Dairy farmers work hard to protect the environment everyday. Vermont dairy farmers live on the land, enjoying hunting, fishing and clean water for their families. In the past 5 year’s, Vermont dairy farmers have invested $20 million of their own money in practices on their farm to protect water quality. These practices include manure storage facilities to store manure through the winter months, collection systems for milk house waste and silage runoff as well as collecting rain water when it runs off farm roofs so this water will not run across the farm yards.

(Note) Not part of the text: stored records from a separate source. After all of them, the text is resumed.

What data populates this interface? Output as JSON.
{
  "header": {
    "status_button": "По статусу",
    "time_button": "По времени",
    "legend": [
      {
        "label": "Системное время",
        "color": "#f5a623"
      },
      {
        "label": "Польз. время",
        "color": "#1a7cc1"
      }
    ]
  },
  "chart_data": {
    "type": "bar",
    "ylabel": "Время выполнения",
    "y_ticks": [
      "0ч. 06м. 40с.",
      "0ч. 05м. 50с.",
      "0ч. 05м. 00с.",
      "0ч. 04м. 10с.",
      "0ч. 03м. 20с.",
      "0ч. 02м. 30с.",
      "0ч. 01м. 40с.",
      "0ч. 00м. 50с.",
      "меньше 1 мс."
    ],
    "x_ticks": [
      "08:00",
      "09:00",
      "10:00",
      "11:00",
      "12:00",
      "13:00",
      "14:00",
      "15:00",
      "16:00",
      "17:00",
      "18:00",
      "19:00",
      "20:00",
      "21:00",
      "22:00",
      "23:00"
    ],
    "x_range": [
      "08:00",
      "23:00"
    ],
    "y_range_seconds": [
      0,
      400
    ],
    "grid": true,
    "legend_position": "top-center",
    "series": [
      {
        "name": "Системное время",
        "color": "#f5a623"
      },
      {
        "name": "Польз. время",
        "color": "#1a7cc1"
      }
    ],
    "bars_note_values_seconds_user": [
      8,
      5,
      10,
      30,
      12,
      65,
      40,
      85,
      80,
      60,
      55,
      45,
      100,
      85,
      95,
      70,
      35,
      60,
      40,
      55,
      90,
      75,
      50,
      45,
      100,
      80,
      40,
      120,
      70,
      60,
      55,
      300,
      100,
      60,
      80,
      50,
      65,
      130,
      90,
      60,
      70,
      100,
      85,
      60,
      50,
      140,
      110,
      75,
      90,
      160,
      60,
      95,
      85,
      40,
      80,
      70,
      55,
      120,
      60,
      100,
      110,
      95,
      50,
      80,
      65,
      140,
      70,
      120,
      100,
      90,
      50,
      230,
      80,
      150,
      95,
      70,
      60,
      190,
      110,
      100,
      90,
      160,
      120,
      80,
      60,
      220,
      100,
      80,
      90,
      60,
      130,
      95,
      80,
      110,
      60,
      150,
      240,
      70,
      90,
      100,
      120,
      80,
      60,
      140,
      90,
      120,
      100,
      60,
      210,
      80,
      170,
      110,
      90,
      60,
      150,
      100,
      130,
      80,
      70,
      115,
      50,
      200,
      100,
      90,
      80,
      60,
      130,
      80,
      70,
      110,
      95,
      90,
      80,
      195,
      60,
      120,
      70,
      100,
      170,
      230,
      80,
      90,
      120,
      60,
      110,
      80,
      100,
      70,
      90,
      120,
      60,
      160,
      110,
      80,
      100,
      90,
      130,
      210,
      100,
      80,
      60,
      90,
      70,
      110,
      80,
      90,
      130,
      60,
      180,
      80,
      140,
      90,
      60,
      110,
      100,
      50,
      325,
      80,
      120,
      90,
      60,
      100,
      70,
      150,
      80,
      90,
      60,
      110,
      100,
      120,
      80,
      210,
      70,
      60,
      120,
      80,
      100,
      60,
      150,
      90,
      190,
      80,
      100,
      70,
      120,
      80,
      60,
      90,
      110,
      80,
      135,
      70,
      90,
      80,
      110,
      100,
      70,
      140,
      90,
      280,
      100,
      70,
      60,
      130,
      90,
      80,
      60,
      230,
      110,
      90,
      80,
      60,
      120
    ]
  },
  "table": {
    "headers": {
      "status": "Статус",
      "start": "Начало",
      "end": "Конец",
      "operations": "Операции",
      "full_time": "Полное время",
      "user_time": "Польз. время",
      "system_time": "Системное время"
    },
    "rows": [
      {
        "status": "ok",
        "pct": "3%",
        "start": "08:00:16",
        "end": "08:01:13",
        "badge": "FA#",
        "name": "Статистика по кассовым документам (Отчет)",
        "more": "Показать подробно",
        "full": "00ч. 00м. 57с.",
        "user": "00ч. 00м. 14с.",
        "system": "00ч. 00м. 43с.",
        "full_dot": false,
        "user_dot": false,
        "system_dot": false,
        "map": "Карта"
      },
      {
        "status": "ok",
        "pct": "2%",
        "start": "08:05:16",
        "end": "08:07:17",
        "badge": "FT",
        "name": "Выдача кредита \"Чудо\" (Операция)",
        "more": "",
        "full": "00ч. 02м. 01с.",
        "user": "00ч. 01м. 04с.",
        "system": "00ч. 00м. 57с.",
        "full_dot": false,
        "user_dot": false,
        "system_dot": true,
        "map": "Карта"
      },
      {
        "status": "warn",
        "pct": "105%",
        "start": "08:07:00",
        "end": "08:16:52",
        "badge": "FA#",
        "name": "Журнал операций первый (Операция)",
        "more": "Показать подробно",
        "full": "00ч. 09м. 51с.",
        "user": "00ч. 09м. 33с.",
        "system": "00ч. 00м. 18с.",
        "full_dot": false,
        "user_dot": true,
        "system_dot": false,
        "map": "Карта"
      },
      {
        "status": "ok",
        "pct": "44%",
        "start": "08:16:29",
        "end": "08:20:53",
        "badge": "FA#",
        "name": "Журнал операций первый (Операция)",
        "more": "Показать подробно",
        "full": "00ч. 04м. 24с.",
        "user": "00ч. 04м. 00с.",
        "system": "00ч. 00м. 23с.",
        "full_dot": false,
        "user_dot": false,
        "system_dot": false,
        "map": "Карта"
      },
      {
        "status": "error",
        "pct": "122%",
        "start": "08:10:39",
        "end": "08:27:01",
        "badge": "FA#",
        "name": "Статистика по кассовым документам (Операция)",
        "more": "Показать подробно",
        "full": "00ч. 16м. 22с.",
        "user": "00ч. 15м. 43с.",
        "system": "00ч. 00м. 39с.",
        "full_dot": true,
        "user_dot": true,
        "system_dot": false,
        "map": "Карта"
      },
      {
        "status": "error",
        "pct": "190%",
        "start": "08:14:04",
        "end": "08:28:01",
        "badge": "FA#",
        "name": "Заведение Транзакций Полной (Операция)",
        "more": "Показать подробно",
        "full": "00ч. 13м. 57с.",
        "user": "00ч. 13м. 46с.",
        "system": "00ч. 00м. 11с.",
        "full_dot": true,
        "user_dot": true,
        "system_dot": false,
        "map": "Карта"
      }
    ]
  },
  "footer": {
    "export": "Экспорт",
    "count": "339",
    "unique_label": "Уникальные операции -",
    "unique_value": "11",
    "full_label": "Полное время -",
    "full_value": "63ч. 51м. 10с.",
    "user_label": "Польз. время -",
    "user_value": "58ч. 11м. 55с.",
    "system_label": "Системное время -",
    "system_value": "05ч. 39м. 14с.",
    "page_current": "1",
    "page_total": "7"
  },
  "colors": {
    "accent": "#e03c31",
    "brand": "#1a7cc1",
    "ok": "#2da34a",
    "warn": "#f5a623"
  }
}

Vermont farmers are always looking for new methods to protect the environment. Farmers in the lake Champlain basin are using new machinery to aerate land in preparation for manure application. Cutting small slits in the land prior to manure application allows the manure to sink into the soil where its fertilizer benefits are the greatest. This practice also keeps the manure on the land reducing runoff during rain storms.
Farmers are also looking at new uses for manure – such as digesting the manure to produce methane for energy production.
Vermont is a leader in the production of energy from cow manure. The anaerobic digestion of cow manure to methane gas has been adopted on 10 Vermont farms. These farms are producing methane that is burn to generate electricity – this electricity is sold to the power company. Vermont is a leader with more manure methane digesters per capita (human and cows) in the nation. These are more manure methane digesters planned for the state in 2010 and 2011.
Cows are the world’s greatest recyclers – they can eat food byproducts that humans cannot digest and turn the by-products into milk and meat. The production of food for humans produces by-products that would end up in landfills if cows did not eat these products. Orange juice, sugar (from beets), beer and whiskey production all produce by products that cows consume. Orange juice production produces citrus pulp – all the skins, seeds and pulp left over after the juice is removed can be consumed by cows. The same for sugar beets – once the sugar is extracted, the remaining pulp – beet pulp – can be fed to dairy cows. Beer and Whiskey are produced using mashes of grains – once the liquids are removed, the remaining mash can be feed to cows – brewers mash and distiller grains are the two products.
The consumption of these byproducts by cows keeps this material out of the landfill and produces useful products such as milk and meat from materials that humans cannot digest.